Die Weißen Schwestern während der Hungersnot in Algerien



(…) Die Weißen Schwestern tun ihr Möglichstes, um diese Opfer des Hungers [die Kinder] dem Tod zu entreißen: sie betten sie weich und suchen mit mütterlicher Sorgfalt ihnen die stärkende Nahrung beizubringen, freilich in ganz geringer Menge, um sie nicht zu töten. Aber diese Kinder haben so sehr gelitten, dass beim Anblick dieser lang entbehrten Nahrung ein Ekel sie erfasst, so dass der Magen nicht mehr im Stande ist, sie anzunehmen, wenigstens nicht, sie zu behalten. Fünfzehn dieser Kinder sind dem Übermaß der ausgestandenen Entbehrungen bereits erlegen. Unter ihnen befand sich auch der ältere der beiden Knaben, deren ich in meinem ersten Brief erwähnt, die zwei Tage lang auf der Landstraße neben der Leiche ihrer Mutter ausgeharrt hatten. Er bereitete sich auf seinen Tod vor wie auf ein Fest, und seine frommen Fragen und Äußerungen rührten den Missionär zu Tränen.
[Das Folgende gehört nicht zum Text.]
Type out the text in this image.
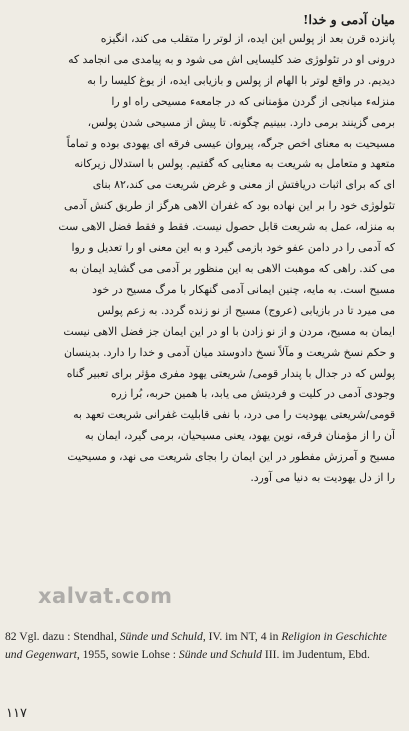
میان آدمی و خدا!
پانزده قرن بعد از پولس این ایده، از لوتر را متقلب می کند، انگیزه
درونی او در تئولوژی ضد کلیسایی اش می شود و به پیامدی می انجامد که
دیدیم. در واقع لوتر با الهام از پولس و بازیابی ایده، از یوغ کلیسا را به
منزلهء میانجی از گردن مؤمنانی که در جامعهء مسیحی راه او را
برمی گزینند برمی دارد. ببینیم چگونه. تا پیش از مسیحی شدن پولس،
مسیحیت به معنای اخص جرگه، پیروان عیسی فرقه ای یهودی بوده و تماماً
متعهد و متعامل به شریعت به معنایی که گفتیم. پولس با استدلال زیرکانه
ای که برای اثبات دریافتش از معنی و غرض شریعت می کند،۸۲ بنای
تئولوژی خود را بر این نهاده بود که غفران الاهی هرگز از طریق کنش آدمی
به منزله، عمل به شریعت قابل حصول نیست. فقط و فقط فضل الاهی ست
که آدمی را در دامن عفو خود بازمی گیرد و به این معنی او را تعدیل و روا
می کند. راهی که موهبت الاهی به این منظور بر آدمی می گشاید ایمان به
مسیح است. به مایه، چنین ایمانی آدمی گنهکار با مرگ مسیح در خود
می میرد تا در بازیابی (عروج) مسیح از نو زنده گردد. به زعم پولس
ایمان به مسیح، مردن و از نو زادن با او در این ایمان جز فضل الاهی نیست
و حکم نسخ شریعت و مآلاً نسخ دادوستد میان آدمی و خدا را دارد. بدینسان
پولس که در جدال با پندار قومی/ شریعتی یهود مفری مؤثر برای تعبیر گناه
وجودی آدمی در کلیت و فردیتش می یابد، با همین حربه، بُرا زره
قومی/شریعتی یهودیت را می درد، با نفی قابلیت غفرانی شریعت تعهد به
آن را از مؤمنان فرقه، نوین یهود، یعنی مسیحیان، برمی گیرد، ایمان به
مسیح و آمرزش مفطور در این ایمان را بجای شریعت می نهد، و مسیحیت
را از دل یهودیت به دنیا می آورد.
xalvat.com
82 Vgl. dazu : Stendhal, Sünde und Schuld, IV. im NT, 4 in Religion in Geschichte und Gegenwart, 1955, sowie Lohse : Sünde und Schuld III. im Judentum, Ebd.
۱۱۷
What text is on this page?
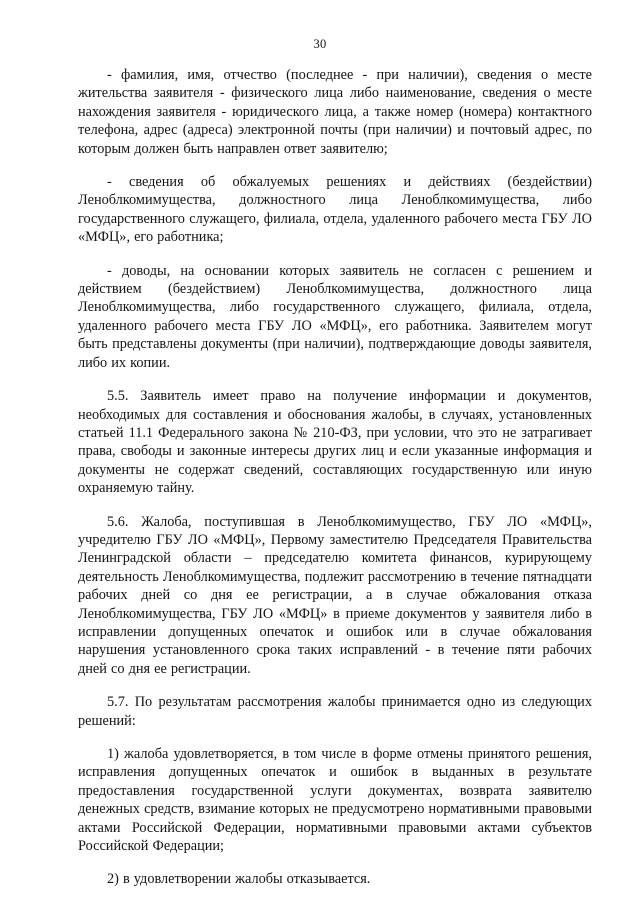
30

- фамилия, имя, отчество (последнее - при наличии), сведения о месте жительства заявителя - физического лица либо наименование, сведения о месте нахождения заявителя - юридического лица, а также номер (номера) контактного телефона, адрес (адреса) электронной почты (при наличии) и почтовый адрес, по которым должен быть направлен ответ заявителю;

- сведения об обжалуемых решениях и действиях (бездействии) Леноблкомимущества, должностного лица Леноблкомимущества, либо государственного служащего, филиала, отдела, удаленного рабочего места ГБУ ЛО «МФЦ», его работника;

- доводы, на основании которых заявитель не согласен с решением и действием (бездействием) Леноблкомимущества, должностного лица Леноблкомимущества, либо государственного служащего, филиала, отдела, удаленного рабочего места ГБУ ЛО «МФЦ», его работника. Заявителем могут быть представлены документы (при наличии), подтверждающие доводы заявителя, либо их копии.

5.5. Заявитель имеет право на получение информации и документов, необходимых для составления и обоснования жалобы, в случаях, установленных статьей 11.1 Федерального закона № 210-ФЗ, при условии, что это не затрагивает права, свободы и законные интересы других лиц и если указанные информация и документы не содержат сведений, составляющих государственную или иную охраняемую тайну.

5.6. Жалоба, поступившая в Леноблкомимущество, ГБУ ЛО «МФЦ», учредителю ГБУ ЛО «МФЦ», Первому заместителю Председателя Правительства Ленинградской области – председателю комитета финансов, курирующему деятельность Леноблкомимущества, подлежит рассмотрению в течение пятнадцати рабочих дней со дня ее регистрации, а в случае обжалования отказа Леноблкомимущества, ГБУ ЛО «МФЦ» в приеме документов у заявителя либо в исправлении допущенных опечаток и ошибок или в случае обжалования нарушения установленного срока таких исправлений - в течение пяти рабочих дней со дня ее регистрации.

5.7. По результатам рассмотрения жалобы принимается одно из следующих решений:

1) жалоба удовлетворяется, в том числе в форме отмены принятого решения, исправления допущенных опечаток и ошибок в выданных в результате предоставления государственной услуги документах, возврата заявителю денежных средств, взимание которых не предусмотрено нормативными правовыми актами Российской Федерации, нормативными правовыми актами субъектов Российской Федерации;

2) в удовлетворении жалобы отказывается.
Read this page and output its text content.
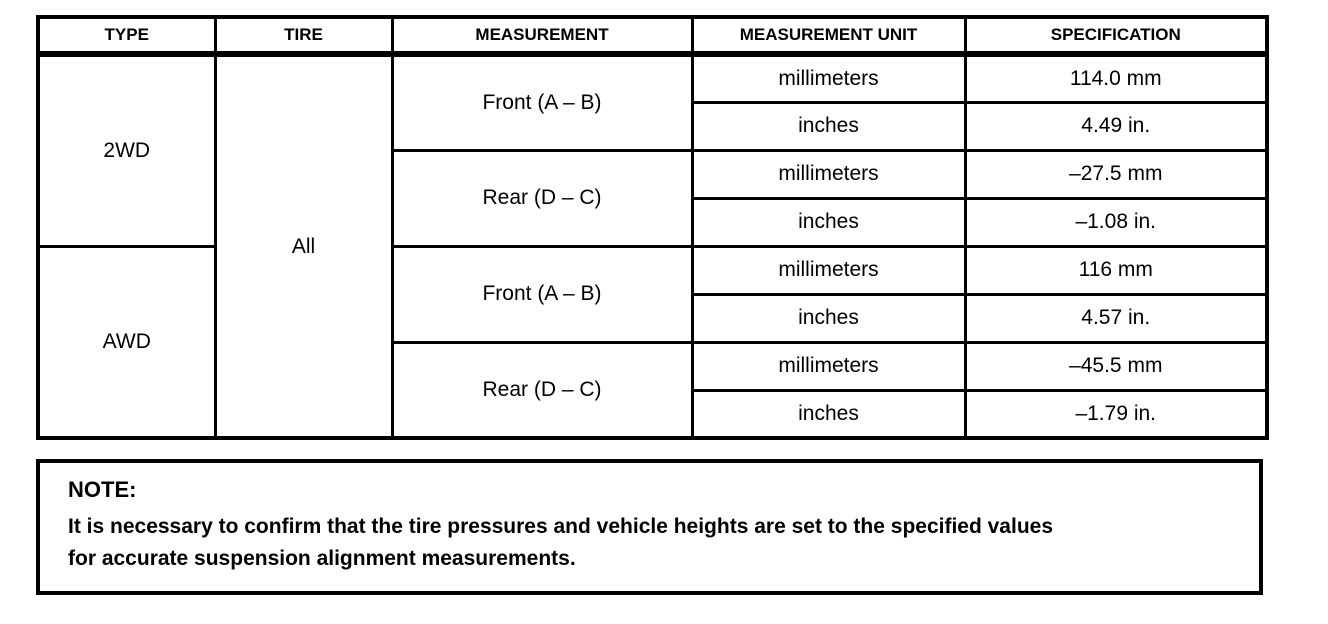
TYPE	TIRE	MEASUREMENT	MEASUREMENT UNIT	SPECIFICATION
2WD	All	Front (A – B)	millimeters	114.0 mm
			inches	4.49 in.
		Rear (D – C)	millimeters	–27.5 mm
			inches	–1.08 in.
AWD		Front (A – B)	millimeters	116 mm
			inches	4.57 in.
		Rear (D – C)	millimeters	–45.5 mm
			inches	–1.79 in.
NOTE:
It is necessary to confirm that the tire pressures and vehicle heights are set to the specified values for accurate suspension alignment measurements.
Auch die übrigen haben dieses Jammertal nicht verlassen, ohne ihre Eintrittskarte für den Himmel mitzunehmen.

(…) Schon seit Jahren haben die Schwestern den Trost, alle Sterbenden [in ihrem Spital], auch die Erwachsenen, taufen zu dürfen. Es ist dies die Frucht ihrer aufopfernden Hingabe und Krankenpflege. Die Araber sind infolge der Entbehrungen, des Klimas, der angeborenen Unreinlichkeit und der durch ihre Religion [den Islam] sanktionierten Laster Krankheiten ausgesetzt, von denen man in Europa sich schwer einen Begriff macht. Die davon Befallenen werden von ihren Familien häufig verstoßen und verlassen; auch wenn dies nicht der Fall ist, finden sie nie auch nur annähernd entsprechende Pflege. Ist es  da zu verwundern, dass der Anblick dieser weißgewandeten Schwestern, die ihr Vaterland, ihre Familie verlassen, um, selbst den verderblichen Einflüssen des Klimas ausgesetzt, sich liebend ihrer Pflege zu widmen, auf diese egoistischen Naturen einen niemals empfunden Eindruck macht und das wärmste Dankgefühl erregt? Ein wenig Nachdenken bringt sie dann zu dem Schluss, dass eine Religion, die eine solche Barmherzigkeit lehre, besser sein müsse als die ihre. Viele verlangen aus eigenem Antrieb, in derselben zu sterben. Bei anderen können die Missionäre ohne Anstand auf religiöses Gebiet übergehen, sobald sie die Kranken vom Arzt aufgegeben wissen, ohne die Freiheit des Gewissens im Geringsten zu beeinträchtigen. Die liebevolle Pflege, die ihnen zuteil geworden, hat uns ihr Herz gewonnen. „Ihr fremden Marabus“, sagen sie, „ihr wisst alles; ihr wisst auch, welches die beste Religion ist. Ihr wollt uns nicht betrügen, denn die Lüge hat eure Lippen nie berührt. Ja, ich will leben und sterben wie ihr!“ – Ein junges Mädchen befand sich seit 14 Tagen im Spital. Ihr Gaumen, ihr Hals waren vom Krebs zerfressen. Man fragte sie, ob sie nicht als Christin sterben wolle. „Aber darum bin ich ja hierhergekommen“, sagte sie einfach; „wenn ich nicht sterben wollte wie ihr, wäre ich bei meinen Eltern geblieben.“ – Ihr Tod war außerordentlich erbaulich.


(Aus: die katholischen Missionen, 1893)

Mittwoch, 3. Dezember 2014

Der heilige Franz Xaver – kein Freund des interreligiösen Dialogs



Als der hl. Franz Xaver, der große Apostel Indiens, nach Goa kam, da betrübte es ihn am meisten, dass er sah, wie niemand sich der armen Kinder annahm und diese in großer Unwissenheit aufwuchsen. Obgleich er nun mit Arbeiten ganz überladen war, nahm er sich doch täglich die Zeit, um mit einem Glöckchen in der Hand die Straße zu durchwandeln und die Kinder zum Religionsunterricht zu sammeln. Die von ihm unterrichteten Kinder wurden dann selbst Missionäre bei ihren Eltern und zerstörten deren Götzenbilder.